After conducting a literature review, I furthered my research by distributing a survey to my target population asking about their experiences with their current contraceptive methods, their views on maternal mortality, and their willingness to use novel male contraceptives when they become available. The survey was distributed to black women who attend North Carolina Central University. There were a total of 24 participants, whose ages ranged from 20-29.
Here is some data I gathered from my results:
I was really worried about unintended pregnancy in high school. My periods were irregular before I got on birth control, so there was no way for me to know if I was pregnant unless I took a test. Just about every month of my senior year in high school, I was taking a test. I was always on edge.

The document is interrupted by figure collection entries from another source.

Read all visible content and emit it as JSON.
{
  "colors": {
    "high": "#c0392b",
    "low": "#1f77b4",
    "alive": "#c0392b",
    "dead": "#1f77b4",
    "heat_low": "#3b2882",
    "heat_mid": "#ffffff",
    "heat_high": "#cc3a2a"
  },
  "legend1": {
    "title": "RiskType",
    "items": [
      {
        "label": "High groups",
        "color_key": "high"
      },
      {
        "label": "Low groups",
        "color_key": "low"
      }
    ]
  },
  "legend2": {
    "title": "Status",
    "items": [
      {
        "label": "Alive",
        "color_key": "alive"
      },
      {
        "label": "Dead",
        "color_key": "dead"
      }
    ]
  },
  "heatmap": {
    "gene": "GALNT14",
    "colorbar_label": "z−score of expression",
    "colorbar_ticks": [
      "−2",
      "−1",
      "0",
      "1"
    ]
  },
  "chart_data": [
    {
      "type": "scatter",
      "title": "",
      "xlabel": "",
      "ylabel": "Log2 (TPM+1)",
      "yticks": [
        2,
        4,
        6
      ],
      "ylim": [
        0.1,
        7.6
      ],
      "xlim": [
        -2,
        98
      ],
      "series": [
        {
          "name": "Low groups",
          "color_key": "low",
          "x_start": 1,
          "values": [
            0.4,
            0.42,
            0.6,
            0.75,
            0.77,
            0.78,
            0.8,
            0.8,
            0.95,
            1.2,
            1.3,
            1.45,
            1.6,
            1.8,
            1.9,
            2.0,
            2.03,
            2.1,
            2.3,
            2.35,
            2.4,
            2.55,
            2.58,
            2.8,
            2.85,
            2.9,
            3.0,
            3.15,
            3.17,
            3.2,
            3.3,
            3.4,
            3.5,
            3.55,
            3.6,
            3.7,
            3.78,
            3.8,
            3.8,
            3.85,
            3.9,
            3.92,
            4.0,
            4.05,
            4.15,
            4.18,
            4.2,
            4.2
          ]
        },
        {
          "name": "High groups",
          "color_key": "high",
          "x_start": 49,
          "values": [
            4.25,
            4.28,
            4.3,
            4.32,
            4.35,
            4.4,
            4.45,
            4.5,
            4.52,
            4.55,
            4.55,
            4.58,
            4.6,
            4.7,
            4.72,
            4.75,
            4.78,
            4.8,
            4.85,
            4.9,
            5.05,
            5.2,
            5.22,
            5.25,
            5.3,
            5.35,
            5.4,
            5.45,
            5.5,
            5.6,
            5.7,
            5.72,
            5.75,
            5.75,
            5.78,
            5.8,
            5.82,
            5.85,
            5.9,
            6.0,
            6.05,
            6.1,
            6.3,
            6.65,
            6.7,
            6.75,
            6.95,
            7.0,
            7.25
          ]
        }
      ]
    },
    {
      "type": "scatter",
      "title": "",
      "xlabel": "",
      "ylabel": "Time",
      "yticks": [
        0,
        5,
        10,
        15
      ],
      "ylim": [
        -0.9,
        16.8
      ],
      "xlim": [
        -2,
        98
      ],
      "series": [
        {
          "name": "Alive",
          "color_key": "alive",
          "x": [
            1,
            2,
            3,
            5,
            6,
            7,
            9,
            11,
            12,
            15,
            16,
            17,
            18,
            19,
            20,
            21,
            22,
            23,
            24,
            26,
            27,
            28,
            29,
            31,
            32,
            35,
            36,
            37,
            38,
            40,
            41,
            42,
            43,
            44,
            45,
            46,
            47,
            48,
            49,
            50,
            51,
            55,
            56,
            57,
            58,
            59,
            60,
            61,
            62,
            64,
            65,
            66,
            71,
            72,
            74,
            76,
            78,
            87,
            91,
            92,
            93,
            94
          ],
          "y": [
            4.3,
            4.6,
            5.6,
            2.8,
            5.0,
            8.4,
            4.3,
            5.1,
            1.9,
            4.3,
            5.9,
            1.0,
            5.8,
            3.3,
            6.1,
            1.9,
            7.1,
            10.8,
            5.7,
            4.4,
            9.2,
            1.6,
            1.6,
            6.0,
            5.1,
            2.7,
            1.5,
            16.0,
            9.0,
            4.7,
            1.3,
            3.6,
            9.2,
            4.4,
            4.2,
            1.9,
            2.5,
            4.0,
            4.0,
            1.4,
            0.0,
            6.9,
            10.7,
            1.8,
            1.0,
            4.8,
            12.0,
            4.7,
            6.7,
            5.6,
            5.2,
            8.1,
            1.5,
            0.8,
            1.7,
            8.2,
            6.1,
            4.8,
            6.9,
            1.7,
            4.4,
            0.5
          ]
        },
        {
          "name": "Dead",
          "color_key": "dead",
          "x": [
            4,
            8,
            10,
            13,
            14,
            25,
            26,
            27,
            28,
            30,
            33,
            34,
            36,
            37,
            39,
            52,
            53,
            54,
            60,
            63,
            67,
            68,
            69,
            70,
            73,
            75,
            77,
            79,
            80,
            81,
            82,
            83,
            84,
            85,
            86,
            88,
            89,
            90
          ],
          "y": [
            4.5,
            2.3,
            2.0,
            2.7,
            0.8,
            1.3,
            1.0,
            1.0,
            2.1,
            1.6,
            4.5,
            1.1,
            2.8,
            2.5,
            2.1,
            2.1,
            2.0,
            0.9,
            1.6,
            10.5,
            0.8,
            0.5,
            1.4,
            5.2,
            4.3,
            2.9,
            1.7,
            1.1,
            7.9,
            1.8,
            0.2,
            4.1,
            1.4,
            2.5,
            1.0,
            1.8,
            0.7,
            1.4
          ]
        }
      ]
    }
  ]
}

We concluded from the survey that respondents were open to their partners using novel contraceptives. With the information gathered and the health promotion materials developed, we hope that respondents will include novel male contraceptives in their family planning discussions. When it comes to unintended pregnancy, novel male contraceptives can provide an additional barrier of protection. And, because unintended pregnancy is related to maternal mortality, we hope to see a decrease in both rates as well as an improvement in women's health outcomes.